Am 25. April 1945 begann in Norditalien der bewaffnete Aufstand gegen die deutschen Besatzer

Über 200.000 Soldaten der Hitlerwehrmacht kapitulierten vor der Partisanenarmee

Von Gerhard Feldbauer, 25. April 2015


Im April 1945 ging der nationale Befreiungskrieg, den Italien an der Seite der Antihitlerkoalition gegen die Besatzung seitens Hitlerdeutschlands und das Marionettenregime von dessen Vasallen Mussolini führte, seinem Sieg entgegen. Am 10. des Monats erließ das Nationale Befreiungskomitee für Norditalien (Comitato di Liberazione Nazionale per Alta Italia - CLNAI) die Direktive Nr. 16 für den allgemeinen bewaffneten Aufstand.

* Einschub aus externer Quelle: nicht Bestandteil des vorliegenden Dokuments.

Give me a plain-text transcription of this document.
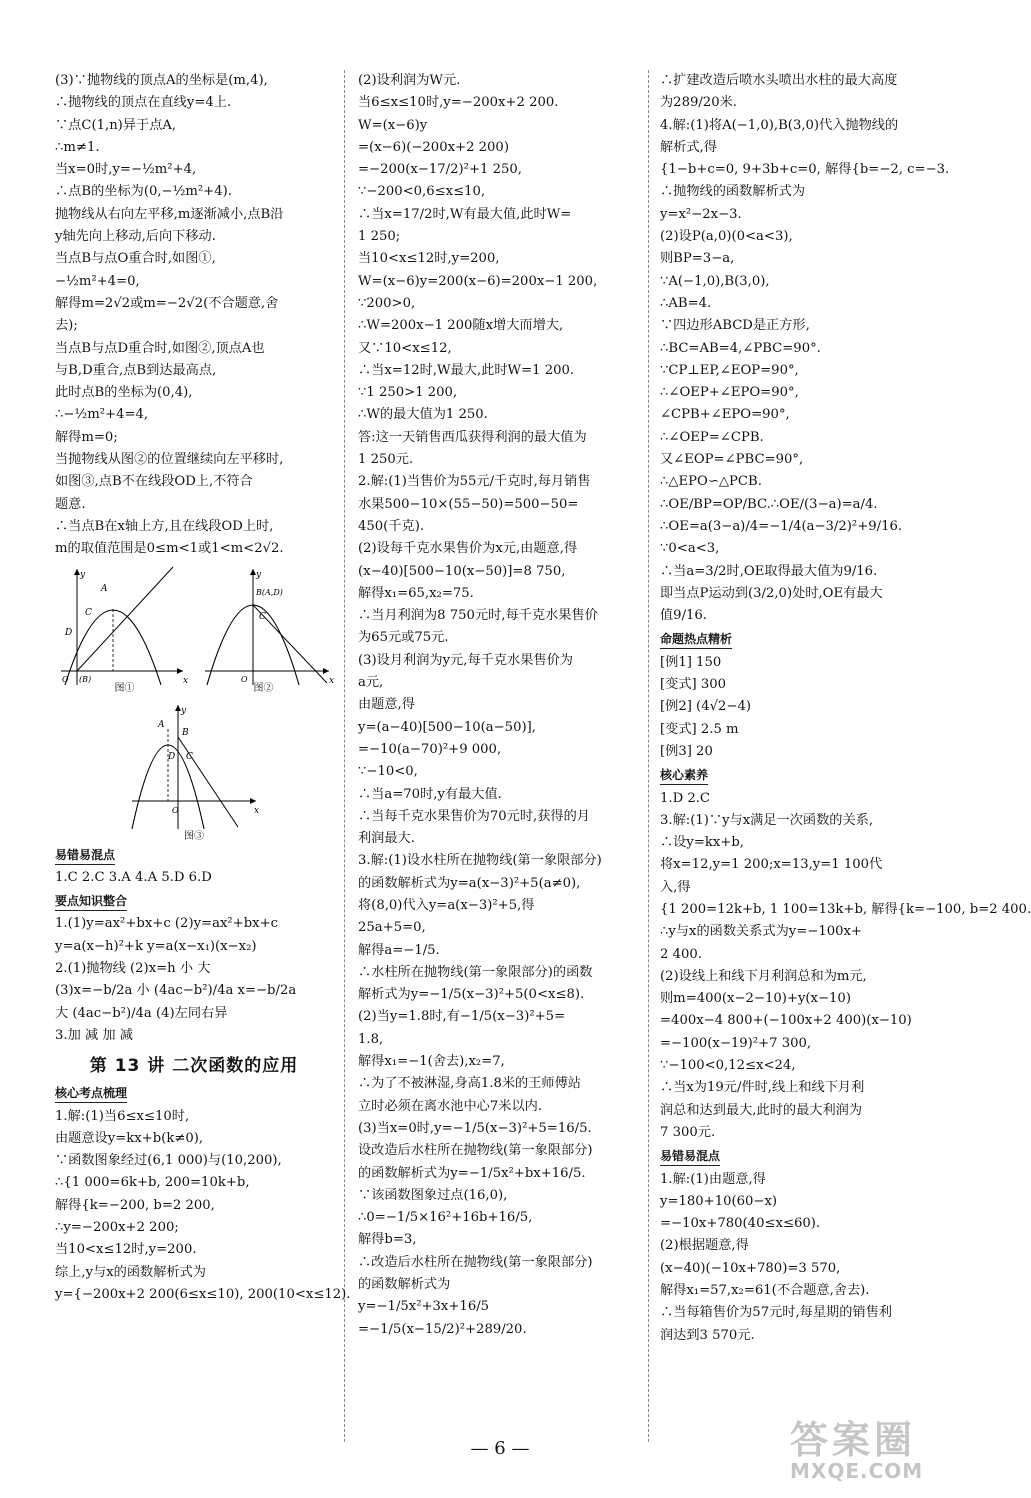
(3)∵抛物线的顶点A的坐标是(m,4),
∴抛物线的顶点在直线y=4上.
∵点C(1,n)异于点A,
∴m≠1.
当x=0时,y=−½m²+4,
∴点B的坐标为(0,−½m²+4).
抛物线从右向左平移,m逐渐减小,点B沿
y轴先向上移动,后向下移动.
当点B与点O重合时,如图①,
−½m²+4=0,
解得m=2√2或m=−2√2(不合题意,舍
去);
当点B与点D重合时,如图②,顶点A也
与B,D重合,点B到达最高点,
此时点B的坐标为(0,4),
∴−½m²+4=4,
解得m=0;
当抛物线从图②的位置继续向左平移时,
如图③,点B不在线段OD上,不符合
题意.
∴当点B在x轴上方,且在线段OD上时,
m的取值范围是0≤m<1或1<m<2√2.
x
y
A
C
D
O (B)	x
y
B(A,D)
C
O
图①	图②
x
y
A
B
C
D
O
图③
易错易混点
1.C 2.C 3.A 4.A 5.D 6.D
要点知识整合
1.(1)y=ax²+bx+c (2)y=ax²+bx+c
y=a(x−h)²+k y=a(x−x₁)(x−x₂)
2.(1)抛物线 (2)x=h 小 大
(3)x=−b/2a 小 (4ac−b²)/4a x=−b/2a
大 (4ac−b²)/4a (4)左同右异
3.加 减 加 减
第 13 讲 二次函数的应用
核心考点梳理
1.解:(1)当6≤x≤10时,
由题意设y=kx+b(k≠0),
∵函数图象经过(6,1 000)与(10,200),
∴{1 000=6k+b, 200=10k+b,
解得{k=−200, b=2 200,
∴y=−200x+2 200;
当10<x≤12时,y=200.
综上,y与x的函数解析式为
y={−200x+2 200(6≤x≤10), 200(10<x≤12).
(2)设利润为W元.
当6≤x≤10时,y=−200x+2 200.
W=(x−6)y
=(x−6)(−200x+2 200)
=−200(x−17/2)²+1 250,
∵−200<0,6≤x≤10,
∴当x=17/2时,W有最大值,此时W=
1 250;
当10<x≤12时,y=200,
W=(x−6)y=200(x−6)=200x−1 200,
∵200>0,
∴W=200x−1 200随x增大而增大,
又∵10<x≤12,
∴当x=12时,W最大,此时W=1 200.
∵1 250>1 200,
∴W的最大值为1 250.
答:这一天销售西瓜获得利润的最大值为
1 250元.
2.解:(1)当售价为55元/千克时,每月销售
水果500−10×(55−50)=500−50=
450(千克).
(2)设每千克水果售价为x元,由题意,得
(x−40)[500−10(x−50)]=8 750,
解得x₁=65,x₂=75.
∴当月利润为8 750元时,每千克水果售价
为65元或75元.
(3)设月利润为y元,每千克水果售价为
a元,
由题意,得
y=(a−40)[500−10(a−50)],
=−10(a−70)²+9 000,
∵−10<0,
∴当a=70时,y有最大值.
∴当每千克水果售价为70元时,获得的月
利润最大.
3.解:(1)设水柱所在抛物线(第一象限部分)
的函数解析式为y=a(x−3)²+5(a≠0),
将(8,0)代入y=a(x−3)²+5,得
25a+5=0,
解得a=−1/5.
∴水柱所在抛物线(第一象限部分)的函数
解析式为y=−1/5(x−3)²+5(0<x≤8).
(2)当y=1.8时,有−1/5(x−3)²+5=
1.8,
解得x₁=−1(舍去),x₂=7,
∴为了不被淋湿,身高1.8米的王师傅站
立时必须在离水池中心7米以内.
(3)当x=0时,y=−1/5(x−3)²+5=16/5.
设改造后水柱所在抛物线(第一象限部分)
的函数解析式为y=−1/5x²+bx+16/5.
∵该函数图象过点(16,0),
∴0=−1/5×16²+16b+16/5,
解得b=3,
∴改造后水柱所在抛物线(第一象限部分)
的函数解析式为
y=−1/5x²+3x+16/5
=−1/5(x−15/2)²+289/20.
∴扩建改造后喷水头喷出水柱的最大高度
为289/20米.
4.解:(1)将A(−1,0),B(3,0)代入抛物线的
解析式,得
{1−b+c=0, 9+3b+c=0, 解得{b=−2, c=−3.
∴抛物线的函数解析式为
y=x²−2x−3.
(2)设P(a,0)(0<a<3),
则BP=3−a,
∵A(−1,0),B(3,0),
∴AB=4.
∵四边形ABCD是正方形,
∴BC=AB=4,∠PBC=90°.
∵CP⊥EP,∠EOP=90°,
∴∠OEP+∠EPO=90°,
∠CPB+∠EPO=90°,
∴∠OEP=∠CPB.
又∠EOP=∠PBC=90°,
∴△EPO∽△PCB.
∴OE/BP=OP/BC.∴OE/(3−a)=a/4.
∴OE=a(3−a)/4=−1/4(a−3/2)²+9/16.
∵0<a<3,
∴当a=3/2时,OE取得最大值为9/16.
即当点P运动到(3/2,0)处时,OE有最大
值9/16.
命题热点精析
[例1] 150
[变式] 300
[例2] (4√2−4)
[变式] 2.5 m
[例3] 20
核心素养
1.D 2.C
3.解:(1)∵y与x满足一次函数的关系,
∴设y=kx+b,
将x=12,y=1 200;x=13,y=1 100代
入,得
{1 200=12k+b, 1 100=13k+b, 解得{k=−100, b=2 400.
∴y与x的函数关系式为y=−100x+
2 400.
(2)设线上和线下月利润总和为m元,
则m=400(x−2−10)+y(x−10)
=400x−4 800+(−100x+2 400)(x−10)
=−100(x−19)²+7 300,
∵−100<0,12≤x<24,
∴当x为19元/件时,线上和线下月利
润总和达到最大,此时的最大利润为
7 300元.
易错易混点
1.解:(1)由题意,得
y=180+10(60−x)
=−10x+780(40≤x≤60).
(2)根据题意,得
(x−40)(−10x+780)=3 570,
解得x₁=57,x₂=61(不合题意,舍去).
∴当每箱售价为57元时,每星期的销售利
润达到3 570元.
— 6 —	答案圈
MXQE.COM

Mit der Erhebung sollten die breiten Volksmassen mobilisiert, aber auch die von der Wehrmacht betriebene Strategie der Zerstörung aller Betriebe und der Infrastruktur verhindert werden. Weiter ging es darum, ganz Norditalien "mit einem Netz von Tausenden nationalen Befreiungskomitees" zu überziehen, auf die sich "die demokratische Regierung in Italien stützen" sollte.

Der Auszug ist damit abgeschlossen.